Upon arriving on the Mutjac, the Fairy Queen suns herself while reminding Margo she still has her eye on her…literally.  Tick, meanwhile, offers to use his family’s famous pick pocketing skills to get back her eye while Margo is talking to the pirates, and then blame it on the pirates. That can’t possibly turn out poorly at all…

Margo goes below deck to parlay, only to find, to her surprise, that the Pirate King is an attractive woman who has a thing for one-eyed girls.  Margo says if she frees the High King and the Muntjac, nothing is off the table.  While the Pirate King is open to this, she does need one more thing – their boat is also a Deerwood living boat, like the Muntjac, and as such…needs to mate before they can leave.  So, in essence, she’s offering them their freedom if their boat gets to rape the Muntjac.  #Awkward

Margo, being a rational, compassionate human being, balks at this, but her need to save Eliot leads her to ask the Muntjac what she wants to do.  So, not forcing the boat to mate, but explaining the situation that shows she respects the ship’s decision either way.  For once, the Fairy Queen having her eye on Margo pays off, as she is moved by Margo’s handling of the situation.

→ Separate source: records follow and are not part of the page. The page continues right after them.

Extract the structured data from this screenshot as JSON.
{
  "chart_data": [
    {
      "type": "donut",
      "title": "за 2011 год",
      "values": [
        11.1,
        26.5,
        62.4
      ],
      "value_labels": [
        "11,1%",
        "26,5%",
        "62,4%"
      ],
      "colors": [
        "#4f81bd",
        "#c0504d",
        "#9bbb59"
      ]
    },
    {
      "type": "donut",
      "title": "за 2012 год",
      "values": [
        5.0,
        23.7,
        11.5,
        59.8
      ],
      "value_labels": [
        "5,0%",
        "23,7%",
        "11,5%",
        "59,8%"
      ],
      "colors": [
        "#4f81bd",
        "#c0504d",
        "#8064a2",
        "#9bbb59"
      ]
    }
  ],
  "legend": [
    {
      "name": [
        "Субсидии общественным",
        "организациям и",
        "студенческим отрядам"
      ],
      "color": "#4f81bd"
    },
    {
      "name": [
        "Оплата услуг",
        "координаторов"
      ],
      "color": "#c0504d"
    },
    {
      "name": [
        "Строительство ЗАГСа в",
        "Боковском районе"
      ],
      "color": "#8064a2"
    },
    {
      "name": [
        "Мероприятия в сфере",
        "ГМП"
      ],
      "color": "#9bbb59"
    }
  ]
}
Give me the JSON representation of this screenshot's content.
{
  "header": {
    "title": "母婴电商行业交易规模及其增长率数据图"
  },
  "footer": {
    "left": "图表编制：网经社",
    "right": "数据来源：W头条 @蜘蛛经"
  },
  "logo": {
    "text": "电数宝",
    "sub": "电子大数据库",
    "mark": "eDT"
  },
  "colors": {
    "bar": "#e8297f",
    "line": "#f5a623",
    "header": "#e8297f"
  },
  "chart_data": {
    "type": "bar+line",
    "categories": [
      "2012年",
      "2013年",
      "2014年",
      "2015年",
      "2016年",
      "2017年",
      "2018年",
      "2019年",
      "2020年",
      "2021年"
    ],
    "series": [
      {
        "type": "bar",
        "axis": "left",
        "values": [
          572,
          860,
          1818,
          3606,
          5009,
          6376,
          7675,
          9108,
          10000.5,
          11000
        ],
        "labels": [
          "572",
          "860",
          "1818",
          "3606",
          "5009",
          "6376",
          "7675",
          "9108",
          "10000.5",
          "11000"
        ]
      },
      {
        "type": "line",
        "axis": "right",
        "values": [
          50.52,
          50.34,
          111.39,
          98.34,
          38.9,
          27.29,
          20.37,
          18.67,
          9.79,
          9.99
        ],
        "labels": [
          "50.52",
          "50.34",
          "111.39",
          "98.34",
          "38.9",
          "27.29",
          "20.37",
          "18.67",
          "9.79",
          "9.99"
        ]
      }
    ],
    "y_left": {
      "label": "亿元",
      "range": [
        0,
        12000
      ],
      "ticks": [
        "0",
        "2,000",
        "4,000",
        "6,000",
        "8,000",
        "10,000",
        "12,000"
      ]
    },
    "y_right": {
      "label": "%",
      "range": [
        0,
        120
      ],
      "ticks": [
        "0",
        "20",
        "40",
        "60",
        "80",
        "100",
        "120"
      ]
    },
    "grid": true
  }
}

And, of course, what is a good thing also turns into a bad thing for everyone involved – the Fairy Queen slaughters the pirates, which is great for the Muntjac – not so much for Tick the Pick Pocket, since now there’s no pirates to blame the theft of Margo’s eye on.

The Fairy Queen demands back the eye, and when Margo refuses, she forces Margo’s adviser, Gillen, to come forward.  She whispers the name of a song to play in his head forever until he goes mad and dies.  Furious, Margo hands back the eye, but only after crushing it so it can’t be used to spy on her anymore.  Unfortunately, that also means she can’t get that eye back later on down the road. But small victories, right?

 

Q & A About Q & A and Everything Else

  • So, Penny’s death may be the push Julia needs to re-spark her magic – but since magic is derived from pain, will the loss of Penny be painful enough to Julia to be able to bring it back? Or will the pain of seeing Kady grieving be what pushes her to move forward?
  • Since magic is derived from pain, maybe Alice will have a little spark from her niffin-dom that will wake up – losing her dad and now having to deal with her mother, alone, as the only living child, is certainly enough pain to get started.
  • I realize for the practicality of the scene, Alice couldn’t cover her own mouth, but wouldn’t her mouth and nose be open then for the Lamprey?  We see near the end that the Lamprey is this huge slug like creature, so I guess it’s reasonable it could have crawled up the construction worker’s butt in the last episode? But, really, none of them would have noticed if a giant sluggity creature tried to crawl in their ears?
  • Is it bad that my first thought when Daniel died wasn’t “oh how sad, Daniel’s dead,” but “holy shit, now Alice is alone and having to deal with this bitch…alone…forever”? It probably is bad.  I have issues.
  • I hope we get to see the Underworld journey again – this time a little more aligned with the books.  It’s here where Julia learns she’s more than just a magician, and we might get Penny back too in the process.

 

Next Week (or This Week…Whatever, Episode 4)

Tonight’s upcoming episode, “Be the Penny,” may take us back to Eliot, Fen, and Fray, as well as how we might bring back Penny.  But we shall see tonight at 9 PM EST on Syfy!